Petroski also dreams of one day making wine in Friuli, but that too may take some time. For now he's content to bring a little piece of it back home for the rest of us.
2011 Massican "Annia" White Blend, Napa Valley
Pale gold in the glass with a slightly greenish tinge, this wine smells of wet stones, lemon zest, and a hint of white flowers. In the mouth, lemon and lime zest mix with pink grapefruit, deep stony mineral notes, and citrus pith that lingers in the finish. Zingy, bright, fresh, and laser focused, the wine also has a savory saline and herbal quality that is quite compelling. 54% Tocai Friulano, 33% Ribolla Gialla, 13% Chardonnay. Score: between 9 and 9.5. Cost: $27. click to buy.
2011 Massican "Gemina" Chardonnay, Napa Valley
Palest gold in the glass, this wine smells of white flowers and lemon zest. On the palate, the wine is explosive -- there's no other word for it -- with electric acidity that makes tesla coil arcs of lemon zest crackling through the mouth. Grapefruit pith, a hint of nut skin on the finish. Stony bright, amazingly tart and juicy. Wow. 25% new French Oak. 13.5% alcohol.
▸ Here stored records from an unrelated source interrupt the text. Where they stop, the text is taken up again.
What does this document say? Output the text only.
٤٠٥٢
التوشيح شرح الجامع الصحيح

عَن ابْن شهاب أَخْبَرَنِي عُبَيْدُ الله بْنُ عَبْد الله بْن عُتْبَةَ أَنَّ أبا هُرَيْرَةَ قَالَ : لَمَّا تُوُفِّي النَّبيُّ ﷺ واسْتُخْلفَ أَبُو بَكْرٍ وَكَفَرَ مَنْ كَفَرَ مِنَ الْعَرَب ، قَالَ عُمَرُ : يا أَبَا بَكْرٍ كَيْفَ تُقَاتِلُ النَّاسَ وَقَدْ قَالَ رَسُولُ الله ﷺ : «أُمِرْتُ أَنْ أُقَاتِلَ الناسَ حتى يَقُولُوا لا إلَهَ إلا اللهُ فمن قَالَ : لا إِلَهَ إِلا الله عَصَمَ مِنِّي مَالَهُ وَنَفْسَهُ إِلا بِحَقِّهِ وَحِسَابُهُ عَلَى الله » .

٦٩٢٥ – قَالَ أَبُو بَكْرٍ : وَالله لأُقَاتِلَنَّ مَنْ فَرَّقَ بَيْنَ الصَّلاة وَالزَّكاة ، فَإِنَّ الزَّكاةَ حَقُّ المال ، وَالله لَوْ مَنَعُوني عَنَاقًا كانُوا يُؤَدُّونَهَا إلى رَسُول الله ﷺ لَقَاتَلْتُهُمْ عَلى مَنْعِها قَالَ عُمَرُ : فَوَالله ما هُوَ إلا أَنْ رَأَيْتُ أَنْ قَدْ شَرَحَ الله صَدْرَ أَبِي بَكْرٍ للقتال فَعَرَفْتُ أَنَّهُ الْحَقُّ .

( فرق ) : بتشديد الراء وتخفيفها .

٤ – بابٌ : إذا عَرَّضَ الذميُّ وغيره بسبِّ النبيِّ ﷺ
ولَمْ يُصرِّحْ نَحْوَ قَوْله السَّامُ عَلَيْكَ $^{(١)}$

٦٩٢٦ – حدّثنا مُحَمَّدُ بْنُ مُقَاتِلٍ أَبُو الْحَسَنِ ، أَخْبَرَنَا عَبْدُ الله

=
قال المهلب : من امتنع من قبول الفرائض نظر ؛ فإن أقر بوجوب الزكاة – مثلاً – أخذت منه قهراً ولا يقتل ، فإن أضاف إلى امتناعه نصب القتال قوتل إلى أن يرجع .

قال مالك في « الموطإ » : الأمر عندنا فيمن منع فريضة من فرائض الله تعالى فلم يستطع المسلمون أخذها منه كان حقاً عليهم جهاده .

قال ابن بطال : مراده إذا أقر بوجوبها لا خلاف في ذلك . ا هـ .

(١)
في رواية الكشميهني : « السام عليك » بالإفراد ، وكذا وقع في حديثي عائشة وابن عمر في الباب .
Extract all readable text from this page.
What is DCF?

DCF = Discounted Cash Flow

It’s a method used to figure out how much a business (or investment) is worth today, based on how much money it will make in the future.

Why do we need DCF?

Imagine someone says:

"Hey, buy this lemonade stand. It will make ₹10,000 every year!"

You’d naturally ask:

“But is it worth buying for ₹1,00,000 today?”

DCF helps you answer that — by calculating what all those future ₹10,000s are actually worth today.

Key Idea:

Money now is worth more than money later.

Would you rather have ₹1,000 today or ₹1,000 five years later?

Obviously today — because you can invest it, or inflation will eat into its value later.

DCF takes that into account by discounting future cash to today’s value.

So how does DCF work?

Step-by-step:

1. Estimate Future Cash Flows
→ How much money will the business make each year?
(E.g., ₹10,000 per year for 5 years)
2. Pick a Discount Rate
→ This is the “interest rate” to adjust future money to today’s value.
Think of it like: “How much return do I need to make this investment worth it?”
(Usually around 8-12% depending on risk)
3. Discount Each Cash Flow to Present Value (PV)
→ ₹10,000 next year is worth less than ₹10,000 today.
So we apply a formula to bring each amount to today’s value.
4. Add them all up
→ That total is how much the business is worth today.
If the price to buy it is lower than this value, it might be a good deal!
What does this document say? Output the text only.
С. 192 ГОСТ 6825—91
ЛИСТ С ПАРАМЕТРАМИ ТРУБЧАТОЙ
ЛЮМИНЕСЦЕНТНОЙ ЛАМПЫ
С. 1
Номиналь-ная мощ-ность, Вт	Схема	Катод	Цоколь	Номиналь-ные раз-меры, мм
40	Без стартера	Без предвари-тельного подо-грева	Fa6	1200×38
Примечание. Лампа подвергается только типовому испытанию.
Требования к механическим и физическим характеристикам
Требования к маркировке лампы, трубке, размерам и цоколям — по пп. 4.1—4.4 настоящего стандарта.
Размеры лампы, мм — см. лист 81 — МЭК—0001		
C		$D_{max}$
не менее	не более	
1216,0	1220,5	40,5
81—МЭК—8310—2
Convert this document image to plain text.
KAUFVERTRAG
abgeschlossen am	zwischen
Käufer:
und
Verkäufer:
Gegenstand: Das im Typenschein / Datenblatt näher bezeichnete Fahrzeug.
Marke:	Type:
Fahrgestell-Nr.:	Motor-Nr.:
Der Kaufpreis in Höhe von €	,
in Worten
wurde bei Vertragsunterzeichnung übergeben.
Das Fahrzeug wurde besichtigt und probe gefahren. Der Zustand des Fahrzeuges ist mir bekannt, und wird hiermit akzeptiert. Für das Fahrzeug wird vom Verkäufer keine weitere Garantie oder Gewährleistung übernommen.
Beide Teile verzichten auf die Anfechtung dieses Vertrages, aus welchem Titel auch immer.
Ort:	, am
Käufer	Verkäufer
Score: between 9 and 9.5 . Cost: $45. click to buy.
2011 Massican Sauvignon Blanc, Napa Valley
Pale greenish gold in the glass, this wine smells of lemon juice and candied lemon rind, white flowers, and other exotic scents backed by a stony minerality. In the mouth, the wine is gorgeously complex, with lemon zest, floral, wet stone, and mixed herbal notes to the wine. A pithy quality marries with the deep, wet-chalkboard minerality that lingers in the finish. 13.8% alcohol. Quite probably the best California Sauvignon Blanc I've ever had. Score: between 9.5 and 10. Cost: $27. click to buy.
2010 Massican "Annia" White Blend, Napa Valley
Pale greenish gold in the glass, this wine smells of slightly spicy dried lemon peel, green apple skin and white flowers. In the mouth, lemon zest, white flowers, and pomelo mix on a crackling bed of stony minerality and tart green apple skin.. Phenomenal acidity, and there's a hint of waxiness that lingers with lemon juice and grapefruit juice in the finish. A blend of 47% Tocai Friulano, 33% Ribolla Gialla, and 20% Chardonnay. 12.1% alcohol. Score: between 9 and 9.5 . Cost: $27. click to buy.
2010 Massican "Gemina" Chardonnay, Napa Valley
Pale greenish gold, this wine smells of ripe apples, cold cream, and white flowers. In the mouth wonderfully saline flavors of lemon curd, cooked quince, and gorgeous deep minerality swirl beautifully with perfect balance. Notes of pink grapefruit linger on the finish as your salivary glands go on overdrive. Fantastic acidity. 20% new French oak. A blend of 80% Chardonnay and 20% Ribolla Gialla.14% alcohol. Score: around 9.5. Cost: $45. click to buy.
2010 Massican Sauvignon Blanc, Napa Valley
Pale gold in the glass, this wine smells of gorgeously floral linalool and star fruit mixed with melon and candied green apple. In the mouth gorgeous green apple and green plum flavors are layered with sweet floral aromatics. Fantastic, even searing acidity, Slippery and quite silky, with incredible balance and precision. 13.9% alcohol. Score: between 9.5 and 10. Cost: $27. click to buy.